1. The study compares human and automated scores on responses to TOEFL iBT Independent writing tasks with non-test indicators of writing ability.
2. Automated scores were produced using e-rater, developed by Educational Testing Service (ETS).
3. Correlations between both human and e-rater scores and non-test indicators were moderate but consistent, providing criterion-related validity evidence for the use of e-rater along with human scores.
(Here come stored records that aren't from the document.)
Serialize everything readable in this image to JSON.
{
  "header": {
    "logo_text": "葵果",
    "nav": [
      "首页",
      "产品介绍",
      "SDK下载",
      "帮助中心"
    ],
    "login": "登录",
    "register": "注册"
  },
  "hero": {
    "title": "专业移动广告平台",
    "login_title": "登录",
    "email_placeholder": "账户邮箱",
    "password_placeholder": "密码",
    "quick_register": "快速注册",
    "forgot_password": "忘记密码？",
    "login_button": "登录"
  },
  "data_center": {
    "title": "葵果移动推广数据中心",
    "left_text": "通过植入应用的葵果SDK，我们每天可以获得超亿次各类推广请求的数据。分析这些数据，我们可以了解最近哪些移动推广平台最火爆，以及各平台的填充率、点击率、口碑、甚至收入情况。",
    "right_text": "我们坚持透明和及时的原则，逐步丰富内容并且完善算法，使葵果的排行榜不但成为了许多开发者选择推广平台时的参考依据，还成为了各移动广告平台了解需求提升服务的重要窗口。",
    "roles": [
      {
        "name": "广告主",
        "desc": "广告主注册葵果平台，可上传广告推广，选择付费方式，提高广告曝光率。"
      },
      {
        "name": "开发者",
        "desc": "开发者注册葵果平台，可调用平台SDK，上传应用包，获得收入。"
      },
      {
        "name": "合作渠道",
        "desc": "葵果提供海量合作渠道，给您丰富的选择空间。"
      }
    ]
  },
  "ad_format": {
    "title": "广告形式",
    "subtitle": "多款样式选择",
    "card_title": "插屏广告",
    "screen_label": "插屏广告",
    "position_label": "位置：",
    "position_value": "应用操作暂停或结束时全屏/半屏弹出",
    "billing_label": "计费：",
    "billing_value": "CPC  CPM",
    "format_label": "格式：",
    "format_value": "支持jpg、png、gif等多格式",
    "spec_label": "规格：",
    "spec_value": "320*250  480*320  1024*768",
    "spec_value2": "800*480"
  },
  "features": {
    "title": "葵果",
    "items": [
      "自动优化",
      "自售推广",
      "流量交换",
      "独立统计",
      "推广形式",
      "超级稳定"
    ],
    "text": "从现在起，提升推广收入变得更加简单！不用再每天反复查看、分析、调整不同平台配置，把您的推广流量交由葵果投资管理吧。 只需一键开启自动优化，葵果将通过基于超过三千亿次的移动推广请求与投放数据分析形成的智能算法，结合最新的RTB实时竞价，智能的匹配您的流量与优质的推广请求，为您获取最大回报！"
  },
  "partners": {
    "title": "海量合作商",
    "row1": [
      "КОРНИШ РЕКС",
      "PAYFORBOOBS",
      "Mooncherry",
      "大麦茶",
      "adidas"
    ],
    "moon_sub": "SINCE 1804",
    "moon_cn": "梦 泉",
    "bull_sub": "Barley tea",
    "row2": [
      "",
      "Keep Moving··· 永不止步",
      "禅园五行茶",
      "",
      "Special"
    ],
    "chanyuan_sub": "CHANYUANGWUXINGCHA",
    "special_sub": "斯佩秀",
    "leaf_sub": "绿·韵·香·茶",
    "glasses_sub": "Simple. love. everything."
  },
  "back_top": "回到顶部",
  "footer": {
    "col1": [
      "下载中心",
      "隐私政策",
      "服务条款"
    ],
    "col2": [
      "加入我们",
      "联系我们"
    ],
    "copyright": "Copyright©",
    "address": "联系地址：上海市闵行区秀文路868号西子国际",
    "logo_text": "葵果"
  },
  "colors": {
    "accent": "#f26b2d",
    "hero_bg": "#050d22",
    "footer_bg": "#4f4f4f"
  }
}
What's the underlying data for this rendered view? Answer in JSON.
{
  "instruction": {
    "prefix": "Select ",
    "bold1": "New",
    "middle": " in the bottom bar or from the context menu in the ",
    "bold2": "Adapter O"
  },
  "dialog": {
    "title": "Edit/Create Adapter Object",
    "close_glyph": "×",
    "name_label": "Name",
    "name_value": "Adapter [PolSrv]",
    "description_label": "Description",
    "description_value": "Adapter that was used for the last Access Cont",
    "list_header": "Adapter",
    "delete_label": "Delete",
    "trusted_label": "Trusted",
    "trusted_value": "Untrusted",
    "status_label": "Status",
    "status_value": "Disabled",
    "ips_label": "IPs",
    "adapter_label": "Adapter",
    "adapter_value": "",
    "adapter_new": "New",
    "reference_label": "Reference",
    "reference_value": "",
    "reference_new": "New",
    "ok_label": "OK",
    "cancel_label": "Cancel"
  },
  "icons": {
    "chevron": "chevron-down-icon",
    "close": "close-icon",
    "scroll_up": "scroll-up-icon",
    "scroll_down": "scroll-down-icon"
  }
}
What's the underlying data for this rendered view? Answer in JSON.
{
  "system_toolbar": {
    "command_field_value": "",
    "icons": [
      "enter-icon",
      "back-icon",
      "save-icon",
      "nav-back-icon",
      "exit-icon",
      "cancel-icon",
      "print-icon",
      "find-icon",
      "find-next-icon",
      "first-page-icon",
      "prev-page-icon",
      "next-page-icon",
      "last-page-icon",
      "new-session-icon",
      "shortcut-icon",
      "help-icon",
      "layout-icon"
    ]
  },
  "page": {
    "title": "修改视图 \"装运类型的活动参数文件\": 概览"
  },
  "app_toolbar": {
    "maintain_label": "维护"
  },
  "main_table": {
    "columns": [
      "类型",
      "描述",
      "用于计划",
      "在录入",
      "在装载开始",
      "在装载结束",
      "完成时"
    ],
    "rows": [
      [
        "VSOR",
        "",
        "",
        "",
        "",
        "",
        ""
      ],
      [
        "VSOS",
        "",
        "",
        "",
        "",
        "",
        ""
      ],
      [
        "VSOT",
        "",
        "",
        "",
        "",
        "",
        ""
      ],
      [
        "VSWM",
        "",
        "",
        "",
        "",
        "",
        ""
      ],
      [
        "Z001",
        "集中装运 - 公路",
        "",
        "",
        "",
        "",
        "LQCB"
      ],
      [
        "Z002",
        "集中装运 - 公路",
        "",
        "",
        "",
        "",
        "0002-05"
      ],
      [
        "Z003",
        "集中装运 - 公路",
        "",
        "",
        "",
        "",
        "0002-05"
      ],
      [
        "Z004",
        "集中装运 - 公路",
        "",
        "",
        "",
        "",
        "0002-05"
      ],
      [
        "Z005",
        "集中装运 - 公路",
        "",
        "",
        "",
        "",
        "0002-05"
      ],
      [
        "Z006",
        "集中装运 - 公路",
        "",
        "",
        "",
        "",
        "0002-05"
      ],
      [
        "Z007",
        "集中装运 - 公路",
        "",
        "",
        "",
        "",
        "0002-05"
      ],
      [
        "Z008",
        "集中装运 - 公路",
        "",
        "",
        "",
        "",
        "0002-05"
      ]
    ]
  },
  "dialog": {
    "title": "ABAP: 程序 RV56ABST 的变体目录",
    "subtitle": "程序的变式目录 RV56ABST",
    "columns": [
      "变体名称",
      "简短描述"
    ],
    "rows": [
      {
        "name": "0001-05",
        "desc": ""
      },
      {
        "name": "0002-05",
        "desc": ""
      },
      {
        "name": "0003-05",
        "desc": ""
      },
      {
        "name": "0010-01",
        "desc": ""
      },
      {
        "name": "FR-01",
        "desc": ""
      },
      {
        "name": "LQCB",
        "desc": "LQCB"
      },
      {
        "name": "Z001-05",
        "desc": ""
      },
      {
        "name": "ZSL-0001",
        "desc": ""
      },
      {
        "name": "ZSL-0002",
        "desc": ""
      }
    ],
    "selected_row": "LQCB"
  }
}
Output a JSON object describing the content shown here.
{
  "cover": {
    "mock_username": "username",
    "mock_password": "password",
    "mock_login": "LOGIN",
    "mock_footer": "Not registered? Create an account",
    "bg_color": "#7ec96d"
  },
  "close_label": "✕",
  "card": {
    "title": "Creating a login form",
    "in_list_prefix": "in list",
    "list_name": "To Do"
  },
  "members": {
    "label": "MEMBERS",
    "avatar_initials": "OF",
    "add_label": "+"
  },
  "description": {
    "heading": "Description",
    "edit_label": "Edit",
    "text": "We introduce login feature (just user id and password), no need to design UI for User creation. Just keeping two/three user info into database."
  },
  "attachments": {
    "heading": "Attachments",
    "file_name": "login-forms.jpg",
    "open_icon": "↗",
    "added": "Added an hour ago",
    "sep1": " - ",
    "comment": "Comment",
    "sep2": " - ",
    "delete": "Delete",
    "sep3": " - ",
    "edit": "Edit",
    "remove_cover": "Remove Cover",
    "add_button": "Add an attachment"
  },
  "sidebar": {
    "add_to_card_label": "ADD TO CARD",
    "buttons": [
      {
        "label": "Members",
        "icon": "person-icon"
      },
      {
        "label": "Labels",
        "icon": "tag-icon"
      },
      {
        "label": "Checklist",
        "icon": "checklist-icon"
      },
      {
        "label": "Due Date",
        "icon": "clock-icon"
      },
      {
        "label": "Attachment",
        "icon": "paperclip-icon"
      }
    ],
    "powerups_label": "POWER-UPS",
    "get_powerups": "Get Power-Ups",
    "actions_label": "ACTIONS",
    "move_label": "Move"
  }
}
The article "Validation of automated scores of TOEFL iBT tasks against non-test indicators of writing ability" by Sara Cushing Weigle presents a study that compares human and automated scores on responses to TOEFL® iBT Independent writing tasks with several non-test indicators of writing ability. The study aims to provide criterion-related validity evidence for the use of e-rater along with human scores.
The article is well-structured, with a clear introduction, methodology, results, and discussion sections. The author provides a comprehensive review of the literature on automated scoring and its potential benefits and limitations. However, there are some potential biases in the article that need to be addressed.
Firstly, the author only uses non-test indicators of writing ability as criteria for validation. While these indicators are useful, they may not be sufficient to validate the use of automated scoring in high-stakes testing situations. For example, the author does not consider how well automated scoring performs in predicting academic success or job performance.
Secondly, the author only uses one type of automated scoring system (e-rater) developed by Educational Testing Service (ETS). While e-rater is widely used in educational settings, it is not the only system available. Therefore, the results may not be generalizable to other systems.
Thirdly, while the author acknowledges some limitations of automated scoring systems such as their inability to detect sarcasm or irony, she does not explore other potential risks associated with their use. For example, there is a risk that students may learn how to game the system by using certain keywords or phrases that are known to increase their scores.
Finally, while the author discusses some implications of her findings for the validity of automated scores, she does not explore counterarguments or alternative interpretations. For example, it is possible that correlations between human and e-rater scores were moderate because both were influenced by similar factors such as grammar and syntax rather than because e-rater is a valid measure of writing ability.
In conclusion, while the article provides valuable insights into the validity of automated scoring systems, it has some potential biases and limitations that need to be addressed. Future research should consider using multiple types of automated scoring systems and criteria for validation to provide a more comprehensive understanding of their potential benefits and limitations.